Non-pharmacological treatment
- Physical therapy: The physical therapy consist of the phase in which the patient will meet, or in a crisis during or intercritical. In the intercritical period, the respiratory exercise preceded by nebulization (hydrate the airways) aims to improve gradually the ventilatory capacity of the individual, to correct defects of posture and respiratory muscle reeducation.
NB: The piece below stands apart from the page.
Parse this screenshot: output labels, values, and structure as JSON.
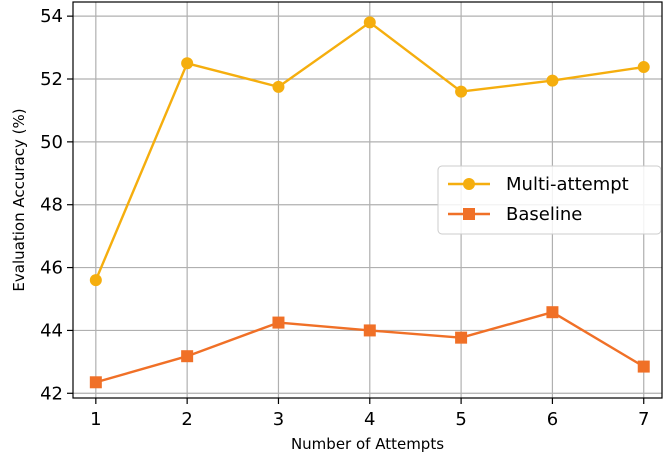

Avoid shortening of the chest muscles as well as deformities through postural patterns, stretching is very important.
The care given to patients in crisis will be to support drug and, if possible, noninvasive ventilatory support (NIV). The use of NIV is to minimize respiratory effort determined and thus avoid endotracheal intubation and subsequent mechanical ventilation. The adoption of bilevel mode (two pressure levels: IPAP and EPAP) in the NIV is recommended, macaras via nasal or facial.
However, signs of severe physical examination such as tachypnea (RR> 35), tachycardia (HR> 120), use of accessory muscles, presence of pulsus paradoxus greater than 12 mmHg, orthopnea, sweating when associated with the presence of hypercapnia, hypoxia or acidosis lactic guide to the need for endotracheal intubation. Cyanosis, altered level of consciousness and hypotension are late signs of respiratory failure and should not be expected to be instituted mechanical ventilation.
Patients whose peak flow is less than 30% predicted or FEV1 is less than 1 liter are at risk for respiratory failure. The presence of hypercapnia alone. Then the patient will be referred to the intensive care unit due to respiratory care, measurement of arterial blood gases, hemodynamic monitoring.
The mechanical ventilation must meet the needs rest to respiratory muscles and promote adequate oxygenation and especially the reduction of dynamic hyperinflation. Then the volume controlled modes or pressure controlled can be adopted provided they meet a low minute volume and prolonged expiratory time. The presence of bronchospasm and / or mucous should be opposed to there form a pressure positive end-expiratory pressure (autoPEEP) and thus alveolar overdistension.
To achieve adequate oxygenation without increasing the dynamic hyperinflation, must use a tidal volume of 5-8 ml / kg and a respiratory rate of 10-14 minutes, the fraction of inspired O2 (FIO2) starting at 100% and a 80-100L/min inspiratory flow. Subsequently, adjustments of these parameters must be made for an SpO2> 92% and maintain the plateau pressure of less than or equal to 30. The plateau pressure must be used as a measure of hyperinflation, since it reflects more reliable alveolar than just measuring the self PEEP.
The peak pressure usually kept below 40. The difference PIP - Pplateau, in turn, may be useful in monitoring the degree of airflow limitation.
In asthmatics, the initial PEEP should be zero (ZEEP), since in asthmatics the addition of extrinsic PEEP appears to increase slightly the PaO2 increased at the expense of hyperinflation.